Pero este no el único beneficio que la zanahoria otorga al cuerpo. Las zanahorias también tienen vitaminas del grupo B, C y E, así como potasio, fósforo, magnesio, yodo y calcio. Son grandes aliadas para adelgazar, debido a su alto contenido de fibra, poseen propiedades antisépticas, protegen la piel y ayudan a mantenerla joven.

Además de la zanahoria, otros vegetales y frutas de color naranja son ricos en beta-caroteno, una sustancia que previene el cáncer, retrasa el envejecimiento y es altamente beneficiosa para el sistema respiratorio. Estos alimentos fortalecen, además, el sistema inmunológico.
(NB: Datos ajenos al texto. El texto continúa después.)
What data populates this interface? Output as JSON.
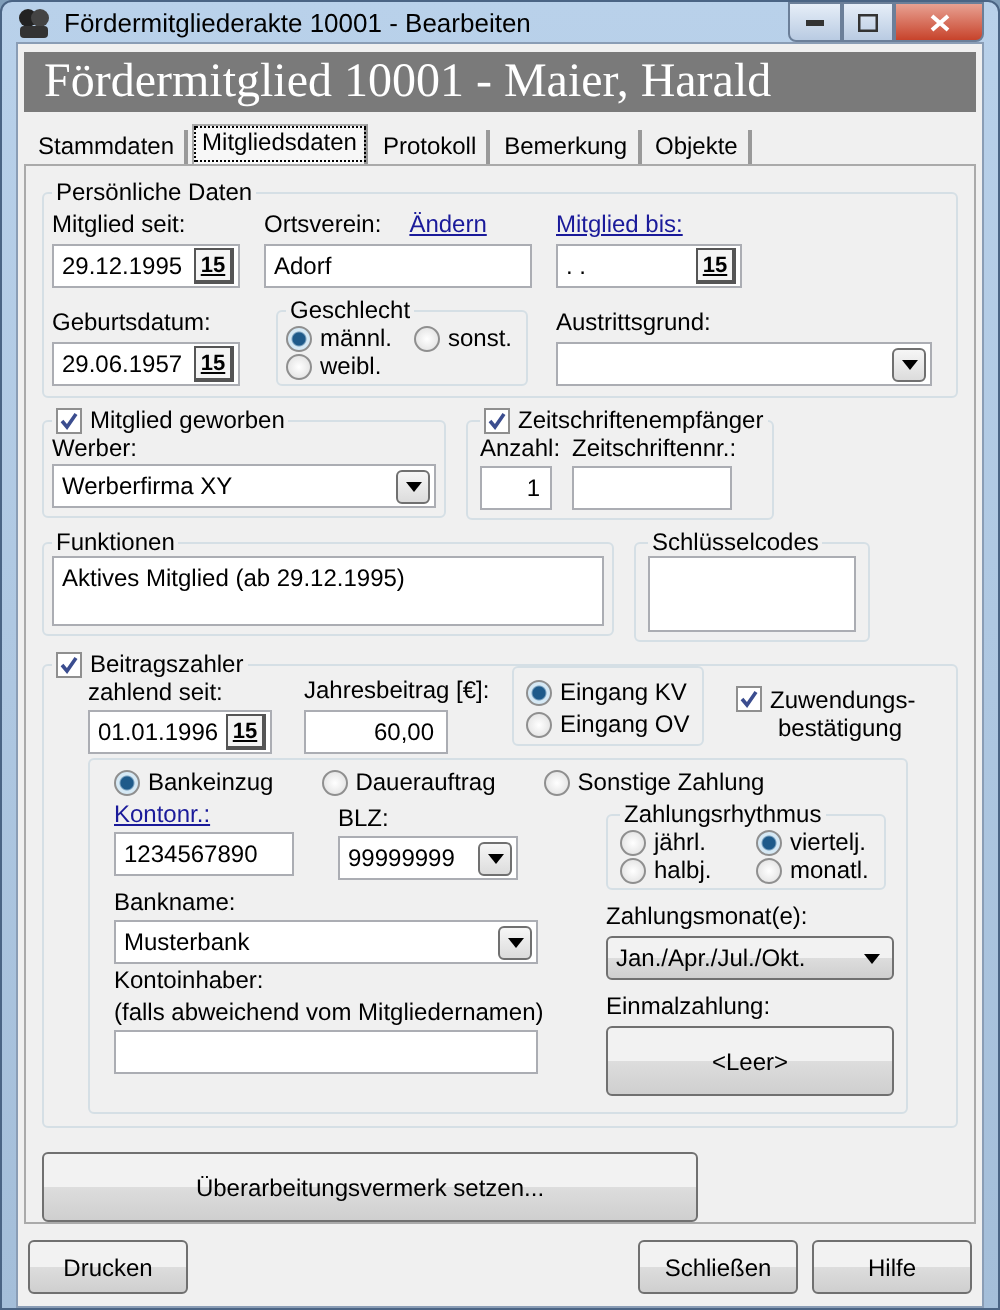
{
  "window": {
    "title": "Fördermitgliederakte 10001 - Bearbeiten"
  },
  "header": "Fördermitglied 10001 - Maier, Harald",
  "tabs": [
    {
      "label": "Stammdaten",
      "selected": false
    },
    {
      "label": "Mitgliedsdaten",
      "selected": true
    },
    {
      "label": "Protokoll",
      "selected": false
    },
    {
      "label": "Bemerkung",
      "selected": false
    },
    {
      "label": "Objekte",
      "selected": false
    }
  ],
  "personal": {
    "title": "Persönliche Daten",
    "member_since": {
      "label": "Mitglied seit:",
      "value": "29.12.1995",
      "button": "15"
    },
    "local_club": {
      "label": "Ortsverein:",
      "link": "Ändern",
      "value": "Adorf"
    },
    "member_until": {
      "label": "Mitglied bis:",
      "value": " .  .",
      "button": "15"
    },
    "birth_date": {
      "label": "Geburtsdatum:",
      "value": "29.06.1957",
      "button": "15"
    },
    "gender": {
      "title": "Geschlecht",
      "options": [
        {
          "label": "männl.",
          "selected": true
        },
        {
          "label": "sonst.",
          "selected": false
        },
        {
          "label": "weibl.",
          "selected": false
        }
      ]
    },
    "exit_reason": {
      "label": "Austrittsgrund:"
    }
  },
  "recruited": {
    "label": "Mitglied geworben",
    "checked": true,
    "recruiter": {
      "label": "Werber:",
      "value": "Werberfirma XY"
    }
  },
  "magazine": {
    "label": "Zeitschriftenempfänger",
    "checked": true,
    "count": {
      "label": "Anzahl:",
      "value": "1"
    },
    "number": {
      "label": "Zeitschriftennr.:"
    }
  },
  "functions": {
    "title": "Funktionen",
    "value": "Aktives Mitglied (ab 29.12.1995)"
  },
  "key_codes": {
    "title": "Schlüsselcodes"
  },
  "payer": {
    "label": "Beitragszahler",
    "checked": true,
    "paying_since": {
      "label": "zahlend seit:",
      "value": "01.01.1996",
      "button": "15"
    },
    "annual_fee": {
      "label": "Jahresbeitrag [€]:",
      "value": "60,00"
    },
    "receipt": [
      {
        "label": "Eingang KV",
        "selected": true
      },
      {
        "label": "Eingang OV",
        "selected": false
      }
    ],
    "donation_receipt": {
      "label": "Zuwendungs-bestätigung",
      "checked": true
    },
    "payment_types": [
      {
        "label": "Bankeinzug",
        "selected": true
      },
      {
        "label": "Dauerauftrag",
        "selected": false
      },
      {
        "label": "Sonstige Zahlung",
        "selected": false
      }
    ],
    "account": {
      "label": "Kontonr.:",
      "value": "1234567890"
    },
    "blz": {
      "label": "BLZ:",
      "value": "99999999"
    },
    "rhythm": {
      "title": "Zahlungsrhythmus",
      "options": [
        {
          "label": "jährl.",
          "selected": false
        },
        {
          "label": "viertelj.",
          "selected": true
        },
        {
          "label": "halbj.",
          "selected": false
        },
        {
          "label": "monatl.",
          "selected": false
        }
      ]
    },
    "bank": {
      "label": "Bankname:",
      "value": "Musterbank"
    },
    "month": {
      "label": "Zahlungsmonat(e):",
      "value": "Jan./Apr./Jul./Okt."
    },
    "holder": {
      "label": "Kontoinhaber:",
      "note": "(falls abweichend vom Mitgliedernamen)"
    },
    "one_time": {
      "label": "Einmalzahlung:",
      "button": "<Leer>"
    }
  },
  "revision_button": "Überarbeitungsvermerk setzen...",
  "buttons": [
    {
      "label": "Drucken"
    },
    {
      "label": "Schließen"
    },
    {
      "label": "Hilfe"
    }
  ]
}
Los alimentos con esta pigmentación contienen también flavonoides, un componente con propiedades antivíricas, antiinflamatorias, antihistamínicas y antioxidantes. Por su alto componente vitamínico colaboran en la cicatrización de las heridas, conservan la juventud de la piel y refuerzan el sistema inmunitario. En ellos están presentes la luteína y zeaxantina, dos antioxidantes que han sido asociados a la prevención de enfermedades oculares relacionadas con la edad.

El espectro de alimentos con estas cualidades lo integran, además de la zanahoria, la auyama, el mango, el melón, el durazno, la mandarina, la piña y la naranja. En la cáscara de estos productos se concentra la mayor parte de los betacarotenos.

La mandarina es una de las frutas que contiene más carotenoides. Es recomendada para casos de anemia ferropénica, para procesos de multiplicación celular sobre todo en los primeros meses del embarazo, por su gran abundancia de ácido fólico y folatos, además de ser beneficiosa para combatir la hipertensión arterial, por su alto contenido en potasio y bajo en sodio.